Interpretive Summary: The genetic resources of hops are preserved as field plants and backed up for safety as tissue cultures in cold storage, or as cryopreserved shoot tips. This study was to determine if genetic changes occur with these procedures. Three hops cultivars were analyzed for genetic change after tissue culture, cold (45 °F) storage, and cryopreservation in liquid nitrogen (-320 °F). No genetic changes were noted but there were changes in gene expression. Most of this variation could be related to the cold storage or cryopreservation protocols. The pattern of change could be explained by temporary changes related to the cold acclimation step present in both treatments. Cold acclimation is a complex process, achieved by short day length and low temperatures, which results in the reprogramming of metabolism and gene expression. The amount of variation detected is similar for cold-stored (2.6 to 8.6%) or cryopreserved (2.6 to 9.8%) hops. Similar changes were reported in cryopreserved apple and strawberries and citrus callus under slow growth conditions. Cold acclimation was not used prior to the storage protocols for any of these studies.

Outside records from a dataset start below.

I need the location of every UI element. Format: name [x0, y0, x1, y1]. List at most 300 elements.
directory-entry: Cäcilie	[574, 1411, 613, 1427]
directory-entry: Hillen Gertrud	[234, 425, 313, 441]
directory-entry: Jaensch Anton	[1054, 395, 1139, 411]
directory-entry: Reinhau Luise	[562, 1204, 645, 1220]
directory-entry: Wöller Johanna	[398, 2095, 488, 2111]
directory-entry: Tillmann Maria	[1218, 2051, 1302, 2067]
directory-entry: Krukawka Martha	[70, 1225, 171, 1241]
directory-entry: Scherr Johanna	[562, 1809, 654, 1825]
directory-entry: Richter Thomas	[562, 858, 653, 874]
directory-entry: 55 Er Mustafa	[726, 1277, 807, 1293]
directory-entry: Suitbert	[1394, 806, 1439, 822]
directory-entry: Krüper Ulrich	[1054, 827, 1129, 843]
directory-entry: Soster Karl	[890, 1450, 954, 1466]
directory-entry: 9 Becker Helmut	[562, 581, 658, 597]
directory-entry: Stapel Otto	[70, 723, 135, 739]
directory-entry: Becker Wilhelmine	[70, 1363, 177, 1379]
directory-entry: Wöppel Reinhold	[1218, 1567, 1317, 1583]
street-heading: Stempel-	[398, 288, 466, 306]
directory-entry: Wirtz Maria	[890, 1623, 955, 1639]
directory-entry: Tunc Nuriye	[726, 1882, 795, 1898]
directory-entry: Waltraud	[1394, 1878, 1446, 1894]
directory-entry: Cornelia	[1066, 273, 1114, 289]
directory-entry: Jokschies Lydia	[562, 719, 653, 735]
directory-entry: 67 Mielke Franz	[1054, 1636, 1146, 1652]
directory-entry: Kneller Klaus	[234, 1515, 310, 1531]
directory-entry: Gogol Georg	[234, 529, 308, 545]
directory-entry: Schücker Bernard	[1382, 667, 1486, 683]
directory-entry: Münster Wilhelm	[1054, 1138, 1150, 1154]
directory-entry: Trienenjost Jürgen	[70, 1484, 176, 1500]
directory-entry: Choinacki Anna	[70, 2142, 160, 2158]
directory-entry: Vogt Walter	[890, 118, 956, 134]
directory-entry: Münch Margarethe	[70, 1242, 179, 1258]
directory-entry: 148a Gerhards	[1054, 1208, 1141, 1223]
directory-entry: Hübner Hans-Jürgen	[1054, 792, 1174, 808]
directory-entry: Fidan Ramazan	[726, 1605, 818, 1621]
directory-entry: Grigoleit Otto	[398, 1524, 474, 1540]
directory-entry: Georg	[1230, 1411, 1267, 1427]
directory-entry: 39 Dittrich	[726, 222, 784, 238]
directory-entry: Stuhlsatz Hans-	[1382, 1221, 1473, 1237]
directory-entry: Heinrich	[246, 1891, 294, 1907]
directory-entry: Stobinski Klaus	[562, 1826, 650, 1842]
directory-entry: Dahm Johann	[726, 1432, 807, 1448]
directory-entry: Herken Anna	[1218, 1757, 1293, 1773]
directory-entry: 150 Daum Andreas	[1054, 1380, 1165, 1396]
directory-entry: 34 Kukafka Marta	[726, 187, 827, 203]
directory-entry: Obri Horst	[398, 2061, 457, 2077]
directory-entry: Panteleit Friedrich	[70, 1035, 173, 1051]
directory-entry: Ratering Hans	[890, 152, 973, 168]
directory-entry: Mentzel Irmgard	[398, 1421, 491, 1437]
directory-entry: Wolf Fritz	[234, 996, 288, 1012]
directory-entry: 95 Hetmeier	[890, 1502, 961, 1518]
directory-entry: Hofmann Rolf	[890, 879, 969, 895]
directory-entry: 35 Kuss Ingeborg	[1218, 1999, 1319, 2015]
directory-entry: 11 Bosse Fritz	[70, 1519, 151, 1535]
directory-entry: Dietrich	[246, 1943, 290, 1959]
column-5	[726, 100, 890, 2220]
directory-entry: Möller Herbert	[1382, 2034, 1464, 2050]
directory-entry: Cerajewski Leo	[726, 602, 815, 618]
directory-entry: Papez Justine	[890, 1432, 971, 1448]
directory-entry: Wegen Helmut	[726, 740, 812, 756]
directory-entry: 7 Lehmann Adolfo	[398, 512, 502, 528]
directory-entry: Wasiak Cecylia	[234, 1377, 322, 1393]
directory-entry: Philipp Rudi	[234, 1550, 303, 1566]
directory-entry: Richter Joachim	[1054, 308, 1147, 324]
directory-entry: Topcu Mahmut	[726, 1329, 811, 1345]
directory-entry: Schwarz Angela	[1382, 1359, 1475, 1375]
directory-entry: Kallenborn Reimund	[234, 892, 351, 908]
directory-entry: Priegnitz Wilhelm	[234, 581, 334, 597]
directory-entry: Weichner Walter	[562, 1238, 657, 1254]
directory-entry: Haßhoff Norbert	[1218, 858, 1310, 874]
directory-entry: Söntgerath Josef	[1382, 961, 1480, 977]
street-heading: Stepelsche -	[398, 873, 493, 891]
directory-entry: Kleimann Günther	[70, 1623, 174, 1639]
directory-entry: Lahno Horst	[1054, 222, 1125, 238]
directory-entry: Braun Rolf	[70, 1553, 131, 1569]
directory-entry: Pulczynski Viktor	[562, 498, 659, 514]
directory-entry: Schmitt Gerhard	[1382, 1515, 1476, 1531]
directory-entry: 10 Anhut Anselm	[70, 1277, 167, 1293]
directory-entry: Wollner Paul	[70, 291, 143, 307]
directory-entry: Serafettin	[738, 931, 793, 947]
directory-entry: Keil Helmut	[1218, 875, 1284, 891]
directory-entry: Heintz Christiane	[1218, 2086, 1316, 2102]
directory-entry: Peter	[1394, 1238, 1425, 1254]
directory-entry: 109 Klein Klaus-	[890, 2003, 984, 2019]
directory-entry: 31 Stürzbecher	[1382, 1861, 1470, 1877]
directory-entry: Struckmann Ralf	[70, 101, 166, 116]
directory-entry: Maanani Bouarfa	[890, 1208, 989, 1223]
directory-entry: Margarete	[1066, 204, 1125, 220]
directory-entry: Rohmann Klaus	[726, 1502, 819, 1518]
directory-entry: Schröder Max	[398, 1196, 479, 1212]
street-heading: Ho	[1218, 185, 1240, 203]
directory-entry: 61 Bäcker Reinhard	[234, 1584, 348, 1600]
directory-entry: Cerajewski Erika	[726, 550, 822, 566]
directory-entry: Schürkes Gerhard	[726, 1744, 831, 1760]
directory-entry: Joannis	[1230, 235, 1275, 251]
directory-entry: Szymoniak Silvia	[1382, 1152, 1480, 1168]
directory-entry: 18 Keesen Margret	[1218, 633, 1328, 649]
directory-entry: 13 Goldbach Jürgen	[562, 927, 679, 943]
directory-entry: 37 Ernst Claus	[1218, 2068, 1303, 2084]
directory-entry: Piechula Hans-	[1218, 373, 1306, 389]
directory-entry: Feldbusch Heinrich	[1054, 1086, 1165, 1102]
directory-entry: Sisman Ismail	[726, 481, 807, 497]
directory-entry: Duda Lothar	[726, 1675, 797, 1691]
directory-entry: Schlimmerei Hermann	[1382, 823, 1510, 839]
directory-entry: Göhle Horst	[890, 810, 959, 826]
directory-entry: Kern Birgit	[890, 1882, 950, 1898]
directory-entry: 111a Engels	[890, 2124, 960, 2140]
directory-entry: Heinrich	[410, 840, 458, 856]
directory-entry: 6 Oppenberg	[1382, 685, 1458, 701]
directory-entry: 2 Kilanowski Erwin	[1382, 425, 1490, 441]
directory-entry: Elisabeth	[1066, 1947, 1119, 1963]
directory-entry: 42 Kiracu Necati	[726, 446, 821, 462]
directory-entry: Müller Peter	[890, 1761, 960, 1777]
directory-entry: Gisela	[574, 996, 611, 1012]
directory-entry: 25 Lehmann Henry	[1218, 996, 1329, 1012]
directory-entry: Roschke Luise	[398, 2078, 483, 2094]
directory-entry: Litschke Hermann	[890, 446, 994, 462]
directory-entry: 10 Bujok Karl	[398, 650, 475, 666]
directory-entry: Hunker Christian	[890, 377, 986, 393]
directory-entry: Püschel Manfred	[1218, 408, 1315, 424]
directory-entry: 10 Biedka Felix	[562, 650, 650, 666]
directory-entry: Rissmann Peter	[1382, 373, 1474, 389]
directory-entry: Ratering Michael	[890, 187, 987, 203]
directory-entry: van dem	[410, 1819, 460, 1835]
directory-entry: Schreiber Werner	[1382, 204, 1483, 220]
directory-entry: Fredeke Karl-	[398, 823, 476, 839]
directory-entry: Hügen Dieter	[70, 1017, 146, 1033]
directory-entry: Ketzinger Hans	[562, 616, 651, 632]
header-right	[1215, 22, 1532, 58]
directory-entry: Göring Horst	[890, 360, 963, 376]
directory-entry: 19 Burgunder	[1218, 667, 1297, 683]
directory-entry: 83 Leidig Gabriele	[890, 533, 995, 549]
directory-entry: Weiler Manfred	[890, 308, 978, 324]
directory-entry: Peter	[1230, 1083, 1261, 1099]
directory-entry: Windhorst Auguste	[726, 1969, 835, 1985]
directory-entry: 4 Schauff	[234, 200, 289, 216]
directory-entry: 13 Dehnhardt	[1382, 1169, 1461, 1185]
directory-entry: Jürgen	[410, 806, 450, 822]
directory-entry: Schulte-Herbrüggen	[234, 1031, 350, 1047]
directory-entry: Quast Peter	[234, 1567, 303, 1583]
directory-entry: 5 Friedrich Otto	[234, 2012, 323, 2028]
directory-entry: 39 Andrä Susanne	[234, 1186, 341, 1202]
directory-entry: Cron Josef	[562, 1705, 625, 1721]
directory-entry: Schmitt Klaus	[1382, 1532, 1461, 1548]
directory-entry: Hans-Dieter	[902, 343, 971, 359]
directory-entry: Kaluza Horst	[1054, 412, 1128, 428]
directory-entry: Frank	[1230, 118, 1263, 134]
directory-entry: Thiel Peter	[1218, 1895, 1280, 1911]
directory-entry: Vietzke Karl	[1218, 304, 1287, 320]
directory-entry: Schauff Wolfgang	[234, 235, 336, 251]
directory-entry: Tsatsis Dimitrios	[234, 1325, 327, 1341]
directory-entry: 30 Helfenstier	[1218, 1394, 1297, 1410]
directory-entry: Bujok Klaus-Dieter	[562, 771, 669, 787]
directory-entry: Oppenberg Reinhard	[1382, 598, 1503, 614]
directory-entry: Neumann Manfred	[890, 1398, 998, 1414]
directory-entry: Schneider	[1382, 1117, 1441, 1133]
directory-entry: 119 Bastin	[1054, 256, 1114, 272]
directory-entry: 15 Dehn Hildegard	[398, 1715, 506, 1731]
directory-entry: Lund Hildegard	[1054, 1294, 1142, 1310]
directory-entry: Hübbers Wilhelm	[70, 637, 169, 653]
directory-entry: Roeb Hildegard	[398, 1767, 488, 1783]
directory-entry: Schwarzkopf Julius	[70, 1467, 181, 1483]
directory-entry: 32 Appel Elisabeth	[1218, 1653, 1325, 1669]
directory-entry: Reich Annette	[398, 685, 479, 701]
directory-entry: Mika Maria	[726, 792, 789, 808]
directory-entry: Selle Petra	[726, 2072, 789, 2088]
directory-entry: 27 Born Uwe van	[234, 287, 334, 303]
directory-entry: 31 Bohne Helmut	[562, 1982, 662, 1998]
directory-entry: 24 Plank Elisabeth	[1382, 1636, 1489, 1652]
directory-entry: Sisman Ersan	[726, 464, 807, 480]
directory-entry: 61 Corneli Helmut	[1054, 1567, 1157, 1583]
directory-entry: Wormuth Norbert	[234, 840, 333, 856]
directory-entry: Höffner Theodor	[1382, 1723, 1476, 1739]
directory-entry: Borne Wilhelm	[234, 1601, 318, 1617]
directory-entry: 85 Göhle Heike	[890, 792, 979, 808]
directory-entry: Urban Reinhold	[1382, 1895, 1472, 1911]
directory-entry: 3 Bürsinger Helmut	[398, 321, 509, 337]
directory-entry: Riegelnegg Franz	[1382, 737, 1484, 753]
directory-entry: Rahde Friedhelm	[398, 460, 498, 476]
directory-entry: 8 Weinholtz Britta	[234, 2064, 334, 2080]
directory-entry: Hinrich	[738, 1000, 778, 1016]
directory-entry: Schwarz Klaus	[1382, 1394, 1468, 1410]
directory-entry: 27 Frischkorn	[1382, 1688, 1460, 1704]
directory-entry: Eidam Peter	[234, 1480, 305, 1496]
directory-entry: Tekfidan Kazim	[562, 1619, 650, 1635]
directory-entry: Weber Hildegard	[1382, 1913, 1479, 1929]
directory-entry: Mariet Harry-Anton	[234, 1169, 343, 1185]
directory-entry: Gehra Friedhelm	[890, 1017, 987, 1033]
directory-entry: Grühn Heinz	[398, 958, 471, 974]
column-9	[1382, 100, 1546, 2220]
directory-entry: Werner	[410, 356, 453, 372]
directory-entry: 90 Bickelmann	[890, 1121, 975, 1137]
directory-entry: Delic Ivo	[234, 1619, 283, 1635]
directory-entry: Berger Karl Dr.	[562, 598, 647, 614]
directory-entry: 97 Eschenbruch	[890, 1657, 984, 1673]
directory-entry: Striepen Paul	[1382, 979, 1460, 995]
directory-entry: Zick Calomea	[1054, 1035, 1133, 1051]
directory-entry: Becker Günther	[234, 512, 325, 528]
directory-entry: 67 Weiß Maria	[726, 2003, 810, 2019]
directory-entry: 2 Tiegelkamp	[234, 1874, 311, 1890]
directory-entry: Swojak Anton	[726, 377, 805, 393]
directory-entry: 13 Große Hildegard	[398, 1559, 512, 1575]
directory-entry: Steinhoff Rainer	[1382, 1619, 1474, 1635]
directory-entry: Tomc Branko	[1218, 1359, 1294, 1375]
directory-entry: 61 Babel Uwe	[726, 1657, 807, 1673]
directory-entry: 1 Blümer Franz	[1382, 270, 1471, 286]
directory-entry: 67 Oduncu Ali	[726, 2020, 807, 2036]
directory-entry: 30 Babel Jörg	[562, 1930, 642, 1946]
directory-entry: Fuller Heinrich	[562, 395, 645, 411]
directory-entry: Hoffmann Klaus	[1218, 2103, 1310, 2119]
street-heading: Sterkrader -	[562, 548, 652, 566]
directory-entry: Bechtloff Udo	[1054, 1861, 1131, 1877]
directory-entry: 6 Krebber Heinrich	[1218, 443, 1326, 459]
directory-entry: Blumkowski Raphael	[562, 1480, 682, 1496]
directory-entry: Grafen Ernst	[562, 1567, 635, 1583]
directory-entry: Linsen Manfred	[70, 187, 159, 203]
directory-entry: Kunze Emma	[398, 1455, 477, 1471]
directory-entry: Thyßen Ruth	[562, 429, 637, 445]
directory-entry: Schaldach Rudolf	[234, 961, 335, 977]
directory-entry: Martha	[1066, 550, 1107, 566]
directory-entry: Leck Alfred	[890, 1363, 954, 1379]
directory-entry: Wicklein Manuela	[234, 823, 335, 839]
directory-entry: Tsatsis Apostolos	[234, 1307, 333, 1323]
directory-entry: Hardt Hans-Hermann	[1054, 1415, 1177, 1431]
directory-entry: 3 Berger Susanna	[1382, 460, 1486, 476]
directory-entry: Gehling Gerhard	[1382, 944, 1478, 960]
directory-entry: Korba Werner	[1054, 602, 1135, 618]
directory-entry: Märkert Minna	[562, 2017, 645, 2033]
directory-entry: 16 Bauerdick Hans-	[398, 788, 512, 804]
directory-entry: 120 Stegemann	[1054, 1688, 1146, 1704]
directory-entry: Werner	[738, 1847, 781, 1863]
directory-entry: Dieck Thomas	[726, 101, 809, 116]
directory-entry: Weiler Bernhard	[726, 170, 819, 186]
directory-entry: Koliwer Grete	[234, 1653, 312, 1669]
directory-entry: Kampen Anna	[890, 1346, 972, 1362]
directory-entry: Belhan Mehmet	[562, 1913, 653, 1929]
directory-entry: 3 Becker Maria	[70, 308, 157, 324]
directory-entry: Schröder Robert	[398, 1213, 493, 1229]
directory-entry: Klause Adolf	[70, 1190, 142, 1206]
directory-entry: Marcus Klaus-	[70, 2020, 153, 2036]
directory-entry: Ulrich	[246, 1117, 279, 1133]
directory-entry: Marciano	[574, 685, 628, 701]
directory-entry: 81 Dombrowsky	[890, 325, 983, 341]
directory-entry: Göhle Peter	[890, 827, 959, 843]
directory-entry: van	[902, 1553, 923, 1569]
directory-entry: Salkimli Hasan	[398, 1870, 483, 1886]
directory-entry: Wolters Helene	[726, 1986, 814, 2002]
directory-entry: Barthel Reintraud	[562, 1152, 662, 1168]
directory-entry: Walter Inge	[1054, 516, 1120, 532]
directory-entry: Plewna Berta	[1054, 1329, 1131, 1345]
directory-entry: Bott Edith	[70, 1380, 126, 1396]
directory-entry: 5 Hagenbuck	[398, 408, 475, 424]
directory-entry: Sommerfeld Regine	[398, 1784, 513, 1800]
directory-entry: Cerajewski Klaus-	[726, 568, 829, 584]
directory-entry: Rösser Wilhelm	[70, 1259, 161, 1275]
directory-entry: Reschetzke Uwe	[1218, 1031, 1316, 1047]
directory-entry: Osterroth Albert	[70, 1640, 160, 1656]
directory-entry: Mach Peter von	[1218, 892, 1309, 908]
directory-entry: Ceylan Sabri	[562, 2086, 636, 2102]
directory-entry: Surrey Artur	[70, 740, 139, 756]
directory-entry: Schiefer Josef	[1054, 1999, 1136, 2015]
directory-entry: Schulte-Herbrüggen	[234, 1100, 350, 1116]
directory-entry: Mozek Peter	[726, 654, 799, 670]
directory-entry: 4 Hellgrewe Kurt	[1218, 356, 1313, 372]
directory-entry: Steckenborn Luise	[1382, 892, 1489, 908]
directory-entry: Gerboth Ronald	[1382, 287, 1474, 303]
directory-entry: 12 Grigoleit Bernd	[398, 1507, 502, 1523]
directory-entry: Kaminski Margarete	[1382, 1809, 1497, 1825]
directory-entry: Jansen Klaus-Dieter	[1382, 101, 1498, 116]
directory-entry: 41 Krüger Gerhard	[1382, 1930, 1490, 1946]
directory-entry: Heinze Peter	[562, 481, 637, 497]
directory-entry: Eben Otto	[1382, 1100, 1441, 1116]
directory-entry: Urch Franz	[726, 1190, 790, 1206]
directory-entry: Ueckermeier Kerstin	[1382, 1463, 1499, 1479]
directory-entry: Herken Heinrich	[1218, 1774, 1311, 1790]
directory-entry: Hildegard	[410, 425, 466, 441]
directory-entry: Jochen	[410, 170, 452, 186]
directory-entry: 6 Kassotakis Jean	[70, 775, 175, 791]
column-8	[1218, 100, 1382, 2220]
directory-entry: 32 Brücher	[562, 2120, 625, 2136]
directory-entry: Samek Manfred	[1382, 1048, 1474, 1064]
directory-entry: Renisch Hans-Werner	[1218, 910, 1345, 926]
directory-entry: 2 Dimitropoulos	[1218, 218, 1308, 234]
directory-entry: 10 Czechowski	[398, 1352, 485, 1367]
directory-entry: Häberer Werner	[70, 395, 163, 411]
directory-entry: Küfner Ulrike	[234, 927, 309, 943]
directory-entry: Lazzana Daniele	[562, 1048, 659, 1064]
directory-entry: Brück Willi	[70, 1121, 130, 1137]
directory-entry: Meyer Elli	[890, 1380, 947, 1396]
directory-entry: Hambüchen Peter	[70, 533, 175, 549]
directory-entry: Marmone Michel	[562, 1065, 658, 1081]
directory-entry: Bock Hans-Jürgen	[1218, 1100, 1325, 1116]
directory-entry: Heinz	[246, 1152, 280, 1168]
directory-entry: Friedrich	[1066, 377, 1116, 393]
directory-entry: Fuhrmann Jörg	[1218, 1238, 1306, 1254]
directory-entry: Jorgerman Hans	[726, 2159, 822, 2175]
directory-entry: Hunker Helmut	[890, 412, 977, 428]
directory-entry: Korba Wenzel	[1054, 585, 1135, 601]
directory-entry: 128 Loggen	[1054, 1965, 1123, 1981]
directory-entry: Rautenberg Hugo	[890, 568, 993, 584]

Technical Abstract: The genetic and epigenetic stability of hop accessions after being cryopreserved for one year or cold stored for three years were evaluated using several molecular markers (RAPDs, AFLPs and MSAPs) and clear, repetitive and specific patterns were obtained among accessions and between control and treated samples. Although no genetic changes were detected with RAPDs and AFLPs markers between control potted plants grown in a screened house and in vitro plants regenerated from slow-cooling cryopreserved shoot tips or cold stored in vitro shoots, MSAP analysis detected methylation changes in a 36% of the loci. Nevertheless, only 2.6 to 9.8 of the detected changes could be ascribed to the conservation procedure and most of them seemed to be generated during the in vitro culture. Due to the amount of accessions (51) analysed we can assume that hop genotypes have similar behaviour when cryopreserved or cold stored, so both protocols are suitable of being used as standard storage methods, but it is important to take into account the epigenetic changes produced during the process.